A subset $S$ of a vector space $V$ is called linearly dependent if there exists a finite number of distinct vectors $u_1,u_2,\ldots,u_n$in $S$ and scalars $a_1,a_2,\ldots,a_n$, not all zero, such that\begin{equation}a_1u_1+a_2u_2+\cdots+a_nu_n=0.\end{equation} In this case we also say that the vectors of $S$ are linearly dependent.

The definition of linearly independent is then simply given as(in the same book): A subset $S$ of a vector space that is not linearly dependent is called linearly independent.

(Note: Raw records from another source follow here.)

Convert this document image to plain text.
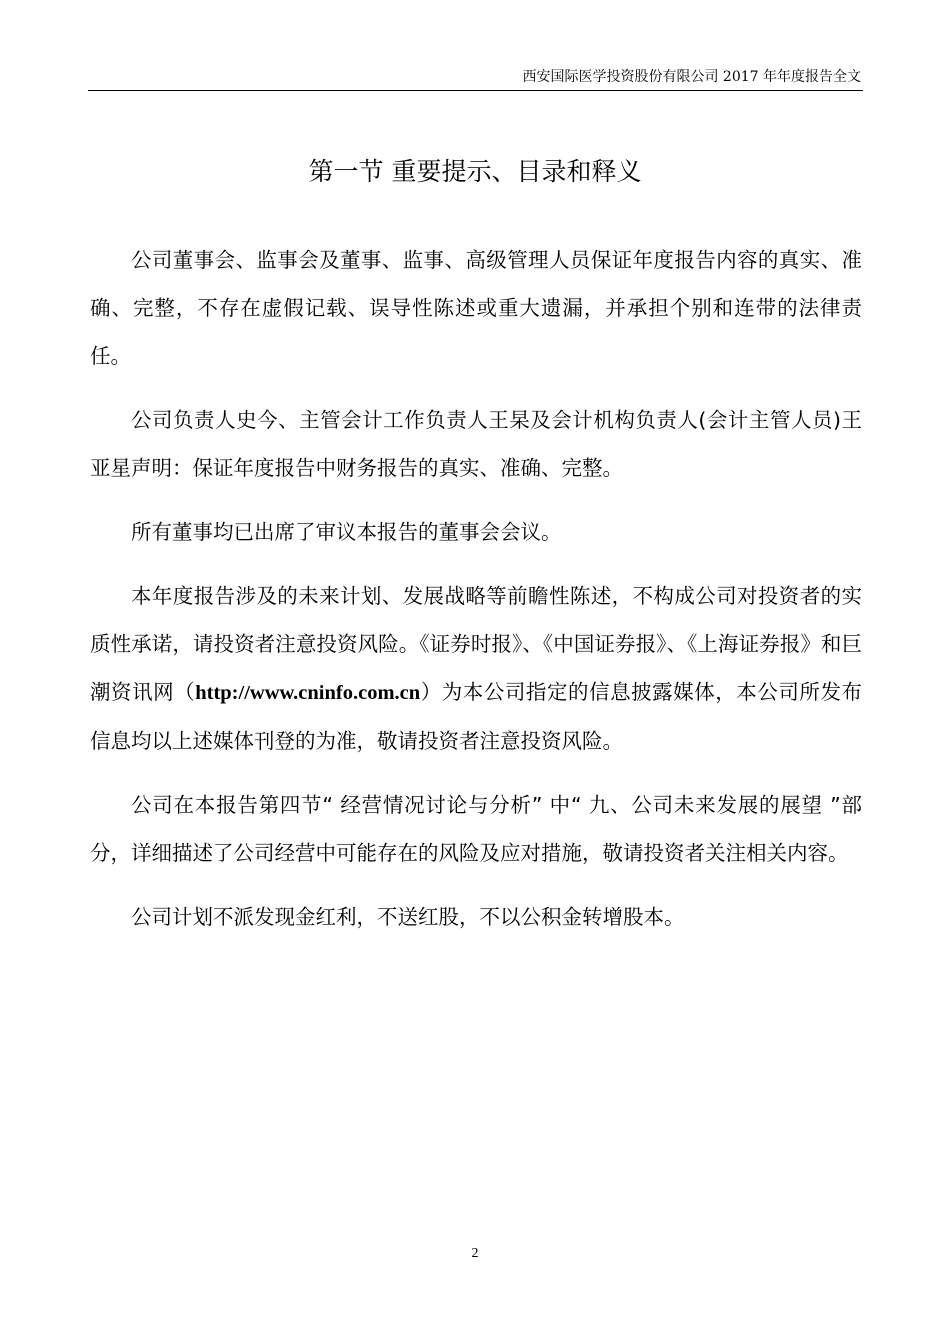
西安国际医学投资股份有限公司 2017 年年度报告全文
第一节 重要提示、目录和释义

公司董事会、监事会及董事、监事、高级管理人员保证年度报告内容的真实、准确、完整，不存在虚假记载、误导性陈述或重大遗漏，并承担个别和连带的法律责任。

公司负责人史今、主管会计工作负责人王杲及会计机构负责人(会计主管人员)王亚星声明：保证年度报告中财务报告的真实、准确、完整。

所有董事均已出席了审议本报告的董事会会议。

本年度报告涉及的未来计划、发展战略等前瞻性陈述，不构成公司对投资者的实质性承诺，请投资者注意投资风险。《证券时报》、《中国证券报》、《上海证券报》和巨潮资讯网（http://www.cninfo.com.cn）为本公司指定的信息披露媒体，本公司所发布信息均以上述媒体刊登的为准，敬请投资者注意投资风险。

公司在本报告第四节“ 经营情况讨论与分析” 中“ 九、公司未来发展的展望 ”部分，详细描述了公司经营中可能存在的风险及应对措施，敬请投资者关注相关内容。

公司计划不派发现金红利，不送红股，不以公积金转增股本。

2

So from these definitions it does not seem that the subset $S$ is required to be finite. The simplest example I can think of is the vector space of all polynomials with coefficients from a field. A basis for this space is $\{1,x,x^2,\ldots\}$, which is linearly independent and infinite.

Answer 2

For an infinite set, we can define it to be independent iff every finite subset of it is independent.

Answer 3

A linear combination of a familiy $\{v_i\}_{i\in I}$ of vectors is an expression of the form $\sum_{i\in I} c_iv_i$ where all but finitely many of the $c_i$ are zero. Without this restriction, it would not even be possible to defeine the "sum" in general. Following this, $\{v_i\}_{i\in I}$ is linearely independant if the only linear combination producing $0$ is the trivial one. And $\{v_i\}_{i\in I}$ generates $V$ if each $v\in V$ can be written as linear combination. It is already the definition of linear combination that introduces the finiteness restrictions.